Representative high power microscopic images (40x) of HCT-116 and DiFi xenograft tissue stained for Ki67, PCNA, and TK1 are shown along with quantification of the percentage of positive cells per field for each marker. HCT-116 and DiFi xenograft tissues exhibit a similar proportion of proliferating cells as measured by Ki67 indices (68.50 ± 5.52 % vs. 72.37 ± 12.64%; p  =  0.0651). The proportion of PCNA positive cells, representing S-phase, was significantly increased in HCT-116 xenografts (53.91 ± 3.18 %) compared to DiFi xenografts (13.59 ±1.48%; p  =  0.0007). Similar to PCNA, the percentage of TK1-positive cells was significantly higher in HCT-116 xenografts (38.32 ± 1.90 %) than DiFi cells (17.95 ± 3.95 %; p  =  0.0007). TK1 indices for both cell lines were reduced compared to Ki67 indices.

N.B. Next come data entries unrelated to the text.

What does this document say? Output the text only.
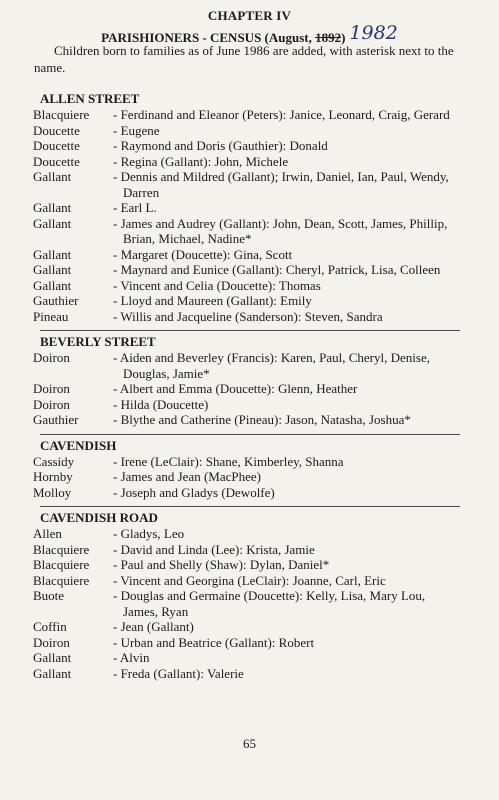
CHAPTER IV
PARISHIONERS - CENSUS (August, 1892) 1982
Children born to families as of June 1986 are added, with asterisk next to the name.
ALLEN STREET
Blacquiere	- Ferdinand and Eleanor (Peters): Janice, Leonard, Craig, Gerard
Doucette	- Eugene
Doucette	- Raymond and Doris (Gauthier): Donald
Doucette	- Regina (Gallant): John, Michele
Gallant	- Dennis and Mildred (Gallant); Irwin, Daniel, Ian, Paul, Wendy, Darren
Gallant	- Earl L.
Gallant	- James and Audrey (Gallant): John, Dean, Scott, James, Phillip, Brian, Michael, Nadine*
Gallant	- Margaret (Doucette): Gina, Scott
Gallant	- Maynard and Eunice (Gallant): Cheryl, Patrick, Lisa, Colleen
Gallant	- Vincent and Celia (Doucette): Thomas
Gauthier	- Lloyd and Maureen (Gallant): Emily
Pineau	- Willis and Jacqueline (Sanderson): Steven, Sandra
BEVERLY STREET
Doiron	- Aiden and Beverley (Francis): Karen, Paul, Cheryl, Denise, Douglas, Jamie*
Doiron	- Albert and Emma (Doucette): Glenn, Heather
Doiron	- Hilda (Doucette)
Gauthier	- Blythe and Catherine (Pineau): Jason, Natasha, Joshua*
CAVENDISH
Cassidy	- Irene (LeClair): Shane, Kimberley, Shanna
Hornby	- James and Jean (MacPhee)
Molloy	- Joseph and Gladys (Dewolfe)
CAVENDISH ROAD
Allen	- Gladys, Leo
Blacquiere	- David and Linda (Lee): Krista, Jamie
Blacquiere	- Paul and Shelly (Shaw): Dylan, Daniel*
Blacquiere	- Vincent and Georgina (LeClair): Joanne, Carl, Eric
Buote	- Douglas and Germaine (Doucette): Kelly, Lisa, Mary Lou, James, Ryan
Coffin	- Jean (Gallant)
Doiron	- Urban and Beatrice (Gallant): Robert
Gallant	- Alvin
Gallant	- Freda (Gallant): Valerie
65
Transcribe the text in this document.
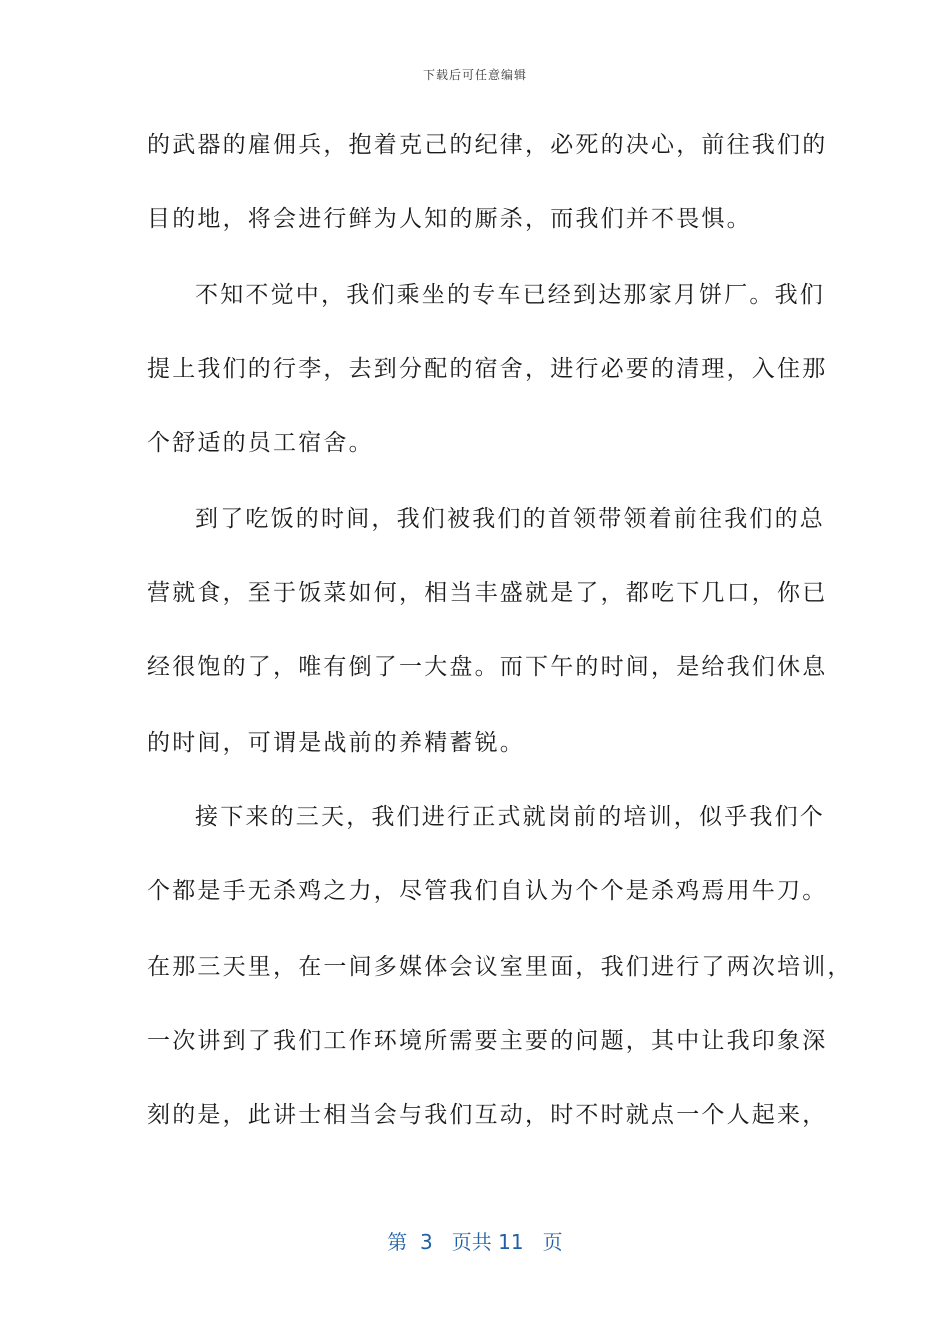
下载后可任意编辑
的武器的雇佣兵，抱着克己的纪律，必死的决心，前往我们的
目的地，将会进行鲜为人知的厮杀，而我们并不畏惧。
不知不觉中，我们乘坐的专车已经到达那家月饼厂。我们
提上我们的行李，去到分配的宿舍，进行必要的清理，入住那
个舒适的员工宿舍。
到了吃饭的时间，我们被我们的首领带领着前往我们的总
营就食，至于饭菜如何，相当丰盛就是了，都吃下几口，你已
经很饱的了，唯有倒了一大盘。而下午的时间，是给我们休息
的时间，可谓是战前的养精蓄锐。
接下来的三天，我们进行正式就岗前的培训，似乎我们个
个都是手无杀鸡之力，尽管我们自认为个个是杀鸡焉用牛刀。
在那三天里，在一间多媒体会议室里面，我们进行了两次培训，
一次讲到了我们工作环境所需要主要的问题，其中让我印象深
刻的是，此讲士相当会与我们互动，时不时就点一个人起来，
第  3   页共 11   页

Figure 3. HCT-116 xenografts exhibit higher […
Figure 3. HCT-116 xenografts exhibit higher [18F]-FLT flux than DiFi xenografts.

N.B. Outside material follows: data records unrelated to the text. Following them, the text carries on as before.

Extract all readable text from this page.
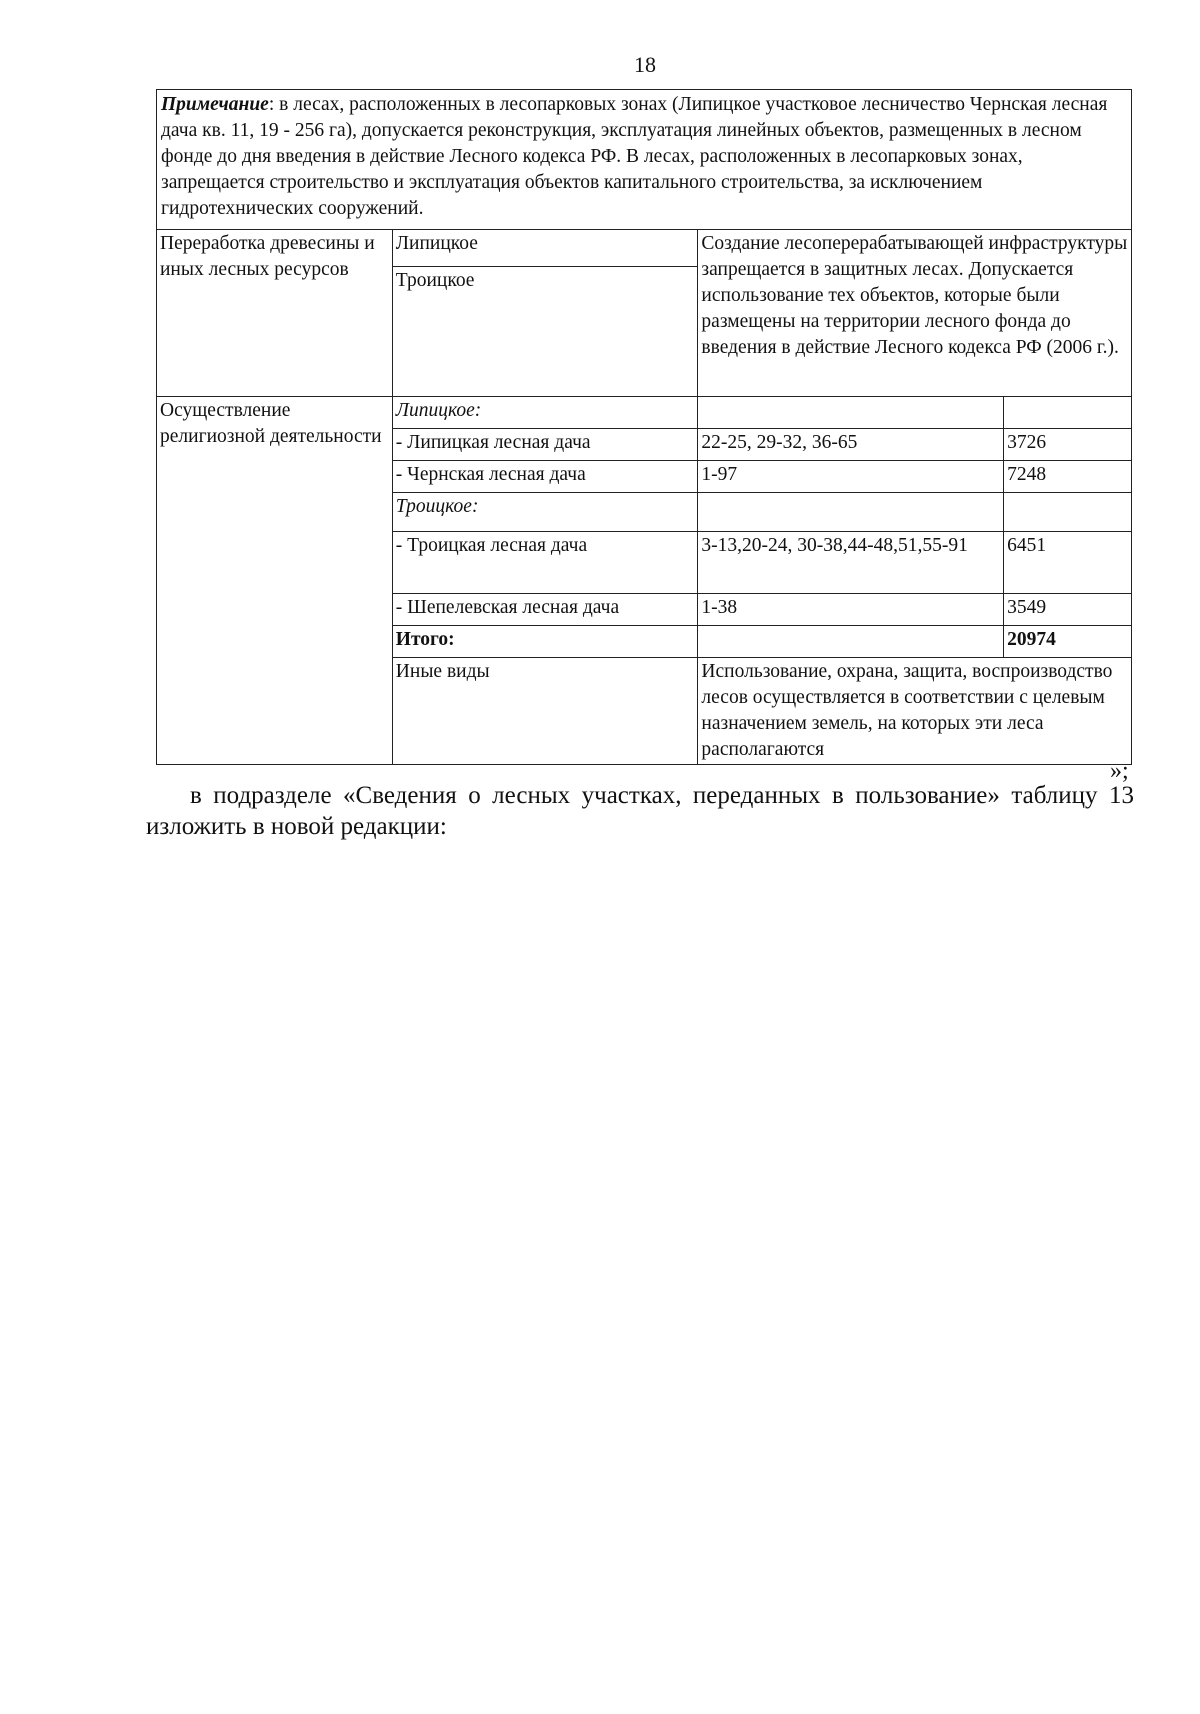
18
Примечание: в лесах, расположенных в лесопарковых зонах (Липицкое участковое лесничество Чернская лесная дача кв. 11, 19 - 256 га), допускается реконструкция, эксплуатация линейных объектов, размещенных в лесном фонде до дня введения в действие Лесного кодекса РФ. В лесах, расположенных в лесопарковых зонах, запрещается строительство и эксплуатация объектов капитального строительства, за исключением гидротехнических сооружений.
Переработка древесины и иных лесных ресурсов	Липицкое	Создание лесоперерабатывающей инфраструктуры запрещается в защитных лесах. Допускается использование тех объектов, которые были размещены на территории лесного фонда до введения в действие Лесного кодекса РФ (2006 г.).	
	Троицкое		
Осуществление религиозной деятельности	Липицкое:		
	- Липицкая лесная дача	22-25, 29-32, 36-65	3726
	- Чернская лесная дача	1-97	7248
	Троицкое:		
	- Троицкая лесная дача	3-13,20-24, 30-38,44-48,51,55-91	6451
	- Шепелевская лесная дача	1-38	3549
	Итого:		20974
	Иные виды	Использование, охрана, защита, воспроизводство лесов осуществляется в соответствии с целевым назначением земель, на которых эти леса располагаются	
»;
в подразделе «Сведения о лесных участках, переданных в пользование» таблицу 13 изложить в новой редакции:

Representative time activity curves for HCT-116 (A) and DiFi (D) xenografts and left ventricle estimates of blood pool activity are shown. In both models, a sharp rise in activity in the blood pool is observed following tracer injection, followed by rapid clearance. Fit lines derived from compartmental modeling closely matched the measured data. Parametric maps reveal heterogeneous intratumoral delivery of [18F]-FLT in both HCT-116 (B) and DiFi (E) xenografts (tumor localized by arrowhead). Increased [18F]-FLT delivery was observed in the urinary bladder (denoted by UB) in both cell line xenografts. The tumor regions exhibiting the greatest [18F]-FLT flux in HCT-116 tumors (C) also exhibited the highest tracer delivery. Only modest [18F]-FLT flux was observed in DiFi xenografts (F), despite having similar delivery as HCT-116 xenografts (B).

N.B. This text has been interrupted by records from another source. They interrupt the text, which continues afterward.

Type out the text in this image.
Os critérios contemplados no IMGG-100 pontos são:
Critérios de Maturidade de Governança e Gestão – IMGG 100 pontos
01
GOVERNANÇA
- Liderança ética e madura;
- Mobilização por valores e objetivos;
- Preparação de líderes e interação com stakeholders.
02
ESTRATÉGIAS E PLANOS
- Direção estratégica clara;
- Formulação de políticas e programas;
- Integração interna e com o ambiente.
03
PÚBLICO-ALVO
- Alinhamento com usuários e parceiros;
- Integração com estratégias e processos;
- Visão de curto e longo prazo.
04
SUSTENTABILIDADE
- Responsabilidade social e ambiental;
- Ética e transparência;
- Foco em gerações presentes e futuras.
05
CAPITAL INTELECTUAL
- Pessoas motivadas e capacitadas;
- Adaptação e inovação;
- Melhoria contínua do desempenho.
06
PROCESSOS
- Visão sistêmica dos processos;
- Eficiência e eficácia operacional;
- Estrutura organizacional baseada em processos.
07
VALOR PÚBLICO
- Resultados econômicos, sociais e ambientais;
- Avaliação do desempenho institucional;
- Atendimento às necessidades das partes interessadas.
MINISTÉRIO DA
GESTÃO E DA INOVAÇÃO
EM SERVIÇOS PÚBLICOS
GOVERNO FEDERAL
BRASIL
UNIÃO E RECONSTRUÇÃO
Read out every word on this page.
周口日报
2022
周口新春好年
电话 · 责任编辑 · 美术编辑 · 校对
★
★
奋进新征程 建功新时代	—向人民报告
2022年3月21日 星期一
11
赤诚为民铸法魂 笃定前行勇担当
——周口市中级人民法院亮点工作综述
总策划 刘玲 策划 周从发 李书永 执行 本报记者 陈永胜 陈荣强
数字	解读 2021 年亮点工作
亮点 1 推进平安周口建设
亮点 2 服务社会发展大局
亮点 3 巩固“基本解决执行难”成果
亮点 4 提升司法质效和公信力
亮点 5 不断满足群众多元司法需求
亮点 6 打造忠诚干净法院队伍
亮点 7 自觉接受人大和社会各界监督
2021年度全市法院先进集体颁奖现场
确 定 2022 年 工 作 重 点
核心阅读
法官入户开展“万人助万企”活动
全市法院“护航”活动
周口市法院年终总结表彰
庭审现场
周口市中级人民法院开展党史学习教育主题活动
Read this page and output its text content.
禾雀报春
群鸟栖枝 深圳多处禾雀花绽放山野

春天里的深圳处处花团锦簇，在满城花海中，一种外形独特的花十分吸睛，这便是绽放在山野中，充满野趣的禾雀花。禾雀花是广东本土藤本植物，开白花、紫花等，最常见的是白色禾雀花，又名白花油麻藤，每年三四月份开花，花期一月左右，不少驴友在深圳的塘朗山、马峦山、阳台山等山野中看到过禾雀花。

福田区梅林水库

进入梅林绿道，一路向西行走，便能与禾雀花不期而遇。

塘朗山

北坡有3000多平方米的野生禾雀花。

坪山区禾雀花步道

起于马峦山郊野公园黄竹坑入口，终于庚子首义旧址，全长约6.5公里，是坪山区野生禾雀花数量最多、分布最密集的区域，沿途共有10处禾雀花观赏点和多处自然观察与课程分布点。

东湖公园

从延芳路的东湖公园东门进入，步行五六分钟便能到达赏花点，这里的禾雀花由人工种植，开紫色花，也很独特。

Figure 4. Static [ 18 F]-FLT PET…
Figure 4. Static [18F]-FLT PET uptake is 2-fold greater in HCT-116 xenografts than DiFi xenografts.
Representative 20 minute static PET scans reflect the relative 60 minute accumulation of [18F]-FLT (%ID/g) qualitatively and show increased tracer uptake in HCT-116 xenografts (A) compared to DiFi (B) xenografts (tumor localized by arrowhead). Spatially, %ID/g maps (A,B) are similar to KFLT maps derived from parametric modeling (Fig. 3C,F). Static PET imaging reveals approximately a 2-fold increase in [18F]-FLT accumulation in HCT-116 xenografts (8.56 ± 1.17 %ID/g) compared to DiFi xenografts (3.92 ± 1.08 %ID/g; p < 0.0001) (C) and was similar to [18F]-FLT flux (KFLT) means derived from compartmental modeling (Table 1).
Figure 5. Isogenically matched cell line xenografts…
Figure 5. Isogenically matched cell line xenografts illustrate that de novo pathway utilization results in decreased [18F]-FLT uptake.
Western blot analysis illustrated reduced TK1 levels and elevated TS levels in HCT-116p21-/- xenografts compared to wild type HCT-116 xenografts (A). Densitometry of the western blot illustrated that HCT-116p21-/- tumors exhibited one-third less TK1 protein and double the TS protein compared to the parental line (B). Illustrating the sensitivity of [18F]-FLT PET to de novo pathway utilization, PET imaging of HCT-116 (C) and HCT-116p21-/- (D) xenografts closely reflected the relative tumor cell TK1 levels inherent to each model (tumor localized by arrowhead). HCT-116 xenografts (8.56 ± 1.17 %ID/g) exhibited approximately 1/3 greater uptake than analogous HCT-116p21-/- xenografts (6.91 ± 1.07 %ID/g; p  =  0.005) (E).